Duruşu, Kolombiya’daki Gustavo Petro ve Brezilya’nın yeni başkanı Luiz Inácio Lula da Silva gibi Latin Amerika’daki diğer liderlere göre döviz yatırımcılarının gözüne girmesini sağladı.
“Pek çok yeni başkanımız var. . . ve mali açıdan sorumlu olup olmayacakları da net değil,” dedi Casillas.
Haberlerin hepsi olumlu değil. Ekonomistler, yatırımcının pezoya olan güvenine ve sağlıklı yabancı yatırım seviyelerine rağmen, Meksika’nın ekonomik büyümesinin onlarca yıldır potansiyelin gerisinde kaldığını söylüyor.
López Obrador’un 2018’de göreve gelmesinden bu yana ekonomi zar zor büyüdü ve pandemiden kurtulmada bölgesel emsallerinin gerisinde kaldı. Bir merkez bankası anketine göre bu yıl analistler sadece yüzde 1,2’lik bir büyüme bekliyorlar.
Banco Base analisti Gabriela Siller, peso’nun López Obrador’un başkanlığı kazanmasından hemen önce 2018’de görülen seviyelere yakın olmasının bir tesadüf olmadığını söyledi. Yetkili, merkez bankasının özerkliğini sona erdirmeye veya altı yıllık katı süre sınırının ötesinde iktidarda kalmaya çalışacağına dair erken korkuların dağıldığını söyledi.

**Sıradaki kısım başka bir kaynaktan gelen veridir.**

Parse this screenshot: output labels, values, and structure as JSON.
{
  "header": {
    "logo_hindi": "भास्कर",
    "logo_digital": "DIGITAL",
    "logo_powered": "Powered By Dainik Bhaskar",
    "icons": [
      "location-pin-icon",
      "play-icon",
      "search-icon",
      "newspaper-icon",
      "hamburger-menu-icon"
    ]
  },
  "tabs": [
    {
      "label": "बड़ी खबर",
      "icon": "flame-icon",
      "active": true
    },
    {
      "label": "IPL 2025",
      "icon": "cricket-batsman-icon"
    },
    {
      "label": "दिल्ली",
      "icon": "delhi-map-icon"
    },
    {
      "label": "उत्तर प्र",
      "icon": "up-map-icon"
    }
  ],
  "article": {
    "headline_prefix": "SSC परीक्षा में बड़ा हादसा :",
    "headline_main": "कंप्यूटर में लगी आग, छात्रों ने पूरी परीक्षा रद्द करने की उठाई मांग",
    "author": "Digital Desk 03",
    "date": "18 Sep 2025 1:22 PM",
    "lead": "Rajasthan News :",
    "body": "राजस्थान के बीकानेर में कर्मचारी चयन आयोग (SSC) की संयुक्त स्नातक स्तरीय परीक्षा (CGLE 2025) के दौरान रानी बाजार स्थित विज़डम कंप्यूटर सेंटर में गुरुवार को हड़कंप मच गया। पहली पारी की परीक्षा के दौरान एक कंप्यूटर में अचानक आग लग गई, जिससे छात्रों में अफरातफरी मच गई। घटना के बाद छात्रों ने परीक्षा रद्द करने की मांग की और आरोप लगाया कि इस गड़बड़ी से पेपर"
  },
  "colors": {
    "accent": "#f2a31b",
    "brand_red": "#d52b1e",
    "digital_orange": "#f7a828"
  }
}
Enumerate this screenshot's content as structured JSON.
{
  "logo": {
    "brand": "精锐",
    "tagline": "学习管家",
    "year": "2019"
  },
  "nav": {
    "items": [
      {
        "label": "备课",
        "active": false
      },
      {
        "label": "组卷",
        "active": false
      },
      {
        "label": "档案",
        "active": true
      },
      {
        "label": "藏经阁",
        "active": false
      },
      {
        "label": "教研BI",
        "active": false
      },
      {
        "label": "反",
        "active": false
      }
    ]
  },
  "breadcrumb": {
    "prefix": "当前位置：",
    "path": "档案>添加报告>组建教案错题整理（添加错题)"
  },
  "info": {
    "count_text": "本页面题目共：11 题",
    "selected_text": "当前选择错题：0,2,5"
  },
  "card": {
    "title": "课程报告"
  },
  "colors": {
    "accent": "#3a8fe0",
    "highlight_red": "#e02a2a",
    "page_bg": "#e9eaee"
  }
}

Bununla birlikte, hukukun üstünlüğü gibi kırılgan yapısal sorunlar orta vadede çok az iyileşme beklentisiyle devam etmektedir. López Obrador’un zayıflatma hamleleri otonom organları ve elektrik piyasasındaki kuralların değişmesi de yatırımcıların endişelerini artırdı.
JPMorgan ekonomisti Gabriel Lozano yakın tarihli bir notta, bu uzun vadeli zorlukların yatırımları engellemeye devam edeceğini söyledi.
“Yatırımları artırmak için uzun vadeli bir strateji uygulanmış olsaydı, Meksika’nın yakın mesafeyi artırmaya daha önce hazır olabileceğini düşünüyoruz” dedi.